CAIRO — Yemen’s internationally recognized government began a coronavirus vaccination campaign Tuesday as the U.N. warned the pandemic was “roaring back” in recent weeks.
The campaign started in the southern city of Aden, which serves as an interim capital for the government of President Abed Rabbo Mansour Hadi, according to the U.N. children’s agency.
Health Minister Wasim Buhaibeh and UNICEF Representative Philippe Duamelle were the first to receive shots in Aden.
“So, now the vaccines are available in Yemen. The campaign is rolling to protect people. So, it is important now people come forward,” Duamelle.
The campaign comes three weeks after Yemen received its first 360,000-dose shipment of the AstraZeneca vaccine from the United Nations-backed COVAX initiative.
The shipment, produced by the Serum Institute in India, was the first batch of 1.9 million doses that Yemen would initially receive throughout 2021.
The first stage of the campaign would cover government-held areas. Ishraq al-Sebaei, an official on the government’s emergency coronavirus committee, said they would send 10,000 doses to Houthi-held Sanaa through the U.N. health agency.
Yemen has been convulsed by civil war since 2014 when the Iranian-backed Houthi rebels took control of the capital Sanaa and much of the northern part of the country. That forced Hadi’s government to flee to the south, then to Saudi Arabia. A U.S.-backed, Saudi-led coalition intervened the following year against the Houthis to try to restore Hadi’s rule.

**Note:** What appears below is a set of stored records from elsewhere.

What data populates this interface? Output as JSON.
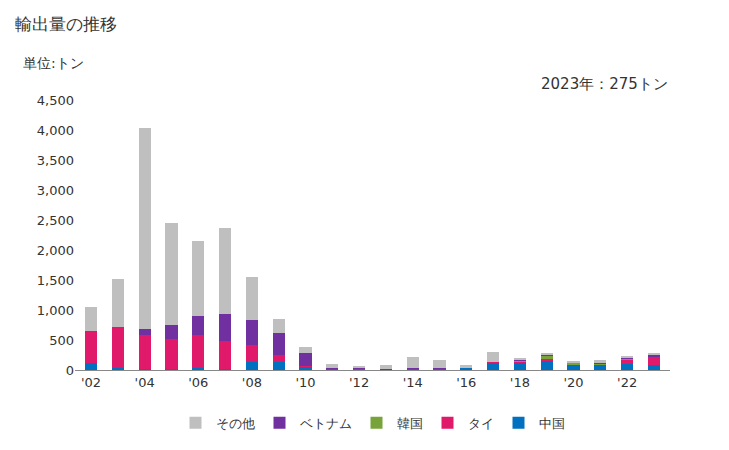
{
  "chart_data": {
    "type": "bar",
    "title": "輸出量の推移",
    "ylabel": "単位:トン",
    "annotations": [
      {
        "text": "2023年：275トン"
      }
    ],
    "stacked": true,
    "grid": false,
    "legend": "bottom",
    "categories": [
      "'02",
      null,
      "'04",
      null,
      "'06",
      null,
      "'08",
      null,
      "'10",
      null,
      "'12",
      null,
      "'14",
      null,
      "'16",
      null,
      "'18",
      null,
      "'20",
      null,
      "'22",
      null
    ],
    "series": [
      {
        "name": "中国",
        "color": "#0070c0",
        "values": [
          120,
          30,
          20,
          10,
          40,
          20,
          130,
          140,
          50,
          20,
          10,
          10,
          30,
          20,
          40,
          120,
          120,
          160,
          90,
          90,
          100,
          80
        ]
      },
      {
        "name": "タイ",
        "color": "#e0196b",
        "values": [
          530,
          690,
          570,
          510,
          540,
          460,
          290,
          110,
          10,
          0,
          10,
          5,
          0,
          0,
          0,
          10,
          20,
          30,
          0,
          0,
          80,
          140
        ]
      },
      {
        "name": "韓国",
        "color": "#77a33a",
        "values": [
          0,
          0,
          0,
          0,
          0,
          0,
          0,
          0,
          0,
          10,
          0,
          0,
          0,
          0,
          0,
          0,
          20,
          50,
          40,
          10,
          10,
          10
        ]
      },
      {
        "name": "ベトナム",
        "color": "#7030a0",
        "values": [
          0,
          0,
          90,
          230,
          320,
          460,
          410,
          370,
          220,
          10,
          10,
          10,
          10,
          10,
          0,
          0,
          10,
          20,
          0,
          10,
          10,
          20
        ]
      },
      {
        "name": "その他",
        "color": "#bfbfbf",
        "values": [
          400,
          800,
          3360,
          1700,
          1250,
          1430,
          720,
          230,
          100,
          60,
          40,
          65,
          180,
          130,
          50,
          170,
          30,
          30,
          20,
          50,
          40,
          25
        ]
      }
    ],
    "ylim": [
      0,
      4500
    ],
    "yticks": [
      0,
      500,
      {
        "value": 1000,
        "label": "1,000"
      },
      {
        "value": 1500,
        "label": "1,500"
      },
      {
        "value": 2000,
        "label": "2,000"
      },
      {
        "value": 2500,
        "label": "2,500"
      },
      {
        "value": 3000,
        "label": "3,000"
      },
      {
        "value": 3500,
        "label": "3,500"
      },
      {
        "value": 4000,
        "label": "4,000"
      },
      {
        "value": 4500,
        "label": "4,500"
      }
    ]
  }
}
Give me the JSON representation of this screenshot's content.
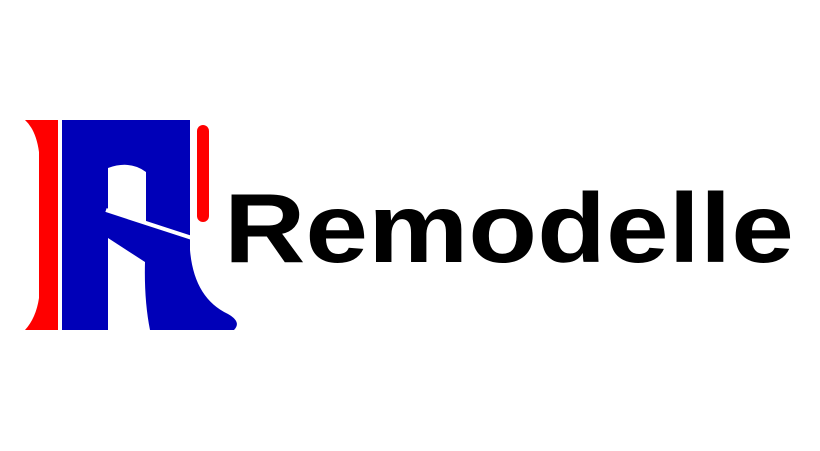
{
  "brand": {
    "name": "Remodelle"
  }
}
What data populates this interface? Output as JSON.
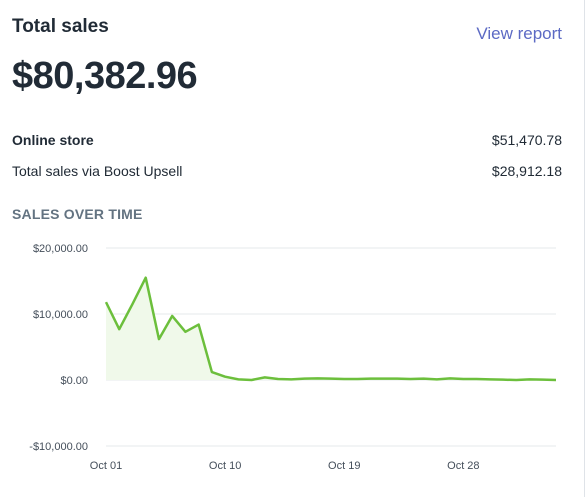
{
  "card": {
    "title": "Total sales",
    "view_report": "View report",
    "total": "$80,382.96"
  },
  "breakdown": [
    {
      "label": "Online store",
      "value": "$51,470.78"
    },
    {
      "label": "Total sales via Boost Upsell",
      "value": "$28,912.18"
    }
  ],
  "section_title": "SALES OVER TIME",
  "colors": {
    "line": "#6cbf3c",
    "fill": "#f0f9ea",
    "grid": "#e6e8eb",
    "link": "#5c6ac4"
  },
  "chart_data": {
    "type": "area",
    "title": "",
    "xlabel": "",
    "ylabel": "",
    "x_tick_labels": [
      "Oct 01",
      "Oct 10",
      "Oct 19",
      "Oct 28"
    ],
    "y_tick_labels": [
      "$20,000.00",
      "$10,000.00",
      "$0.00",
      "-$10,000.00"
    ],
    "ylim": [
      -10000,
      20000
    ],
    "y_ticks": [
      20000,
      10000,
      0,
      -10000
    ],
    "x_tick_index": [
      0,
      9,
      18,
      27
    ],
    "series": [
      {
        "values": [
          11800,
          7700,
          11500,
          15500,
          6200,
          9700,
          7300,
          8400,
          1200,
          500,
          100,
          0,
          400,
          150,
          100,
          200,
          250,
          200,
          150,
          150,
          200,
          200,
          200,
          150,
          200,
          100,
          250,
          150,
          150,
          100,
          50,
          0,
          100,
          50,
          0
        ]
      }
    ]
  }
}
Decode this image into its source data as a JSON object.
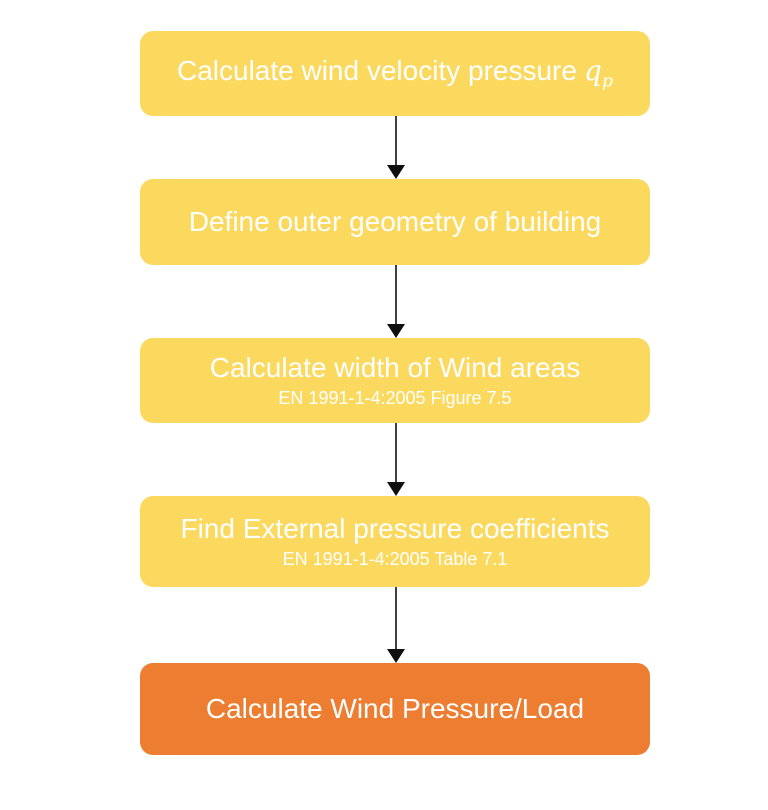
{
  "flowchart": {
    "steps": [
      {
        "title": "Calculate wind velocity pressure",
        "math_symbol": "q",
        "math_subscript": "p"
      },
      {
        "title": "Define outer geometry of building"
      },
      {
        "title": "Calculate width of Wind areas",
        "subtitle": "EN 1991-1-4:2005 Figure 7.5"
      },
      {
        "title": "Find External pressure coefficients",
        "subtitle": "EN 1991-1-4:2005 Table 7.1"
      },
      {
        "title": "Calculate Wind Pressure/Load"
      }
    ],
    "colors": {
      "step_fill": "#FBD95E",
      "final_step_fill": "#ED7D31",
      "text": "#FFFFFF",
      "arrow": "#000000",
      "background": "#FFFFFF"
    }
  }
}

The vaccination campaign comes as a second wave overwhelms the country’s depleted medical facilities. U.N. humanitarian chief Mark Lowcock warned that the world’s largest humanitarian crisis in Yemen was getting even worse with the COVID-19 pandemic “roaring back.”
The international aid group Doctors Without Borders said Thursday it is witnessing “a dramatic influx” of critically ill COVID-19 patients in the war-stricken country.
“All aspects of the COVID-19 intervention are lacking and need greater international support, from public health messaging, to vaccinations, to oxygen therapy — support is needed across the board,” said Raphael Veicht, the group’s head of mission in Yemen.
More than 3,000 infectious cases, including 800 deaths, have been recorded in Yemen since the outbreak of the pandemic. However, the actual toll is believed to be much higher given the scarcity of testing.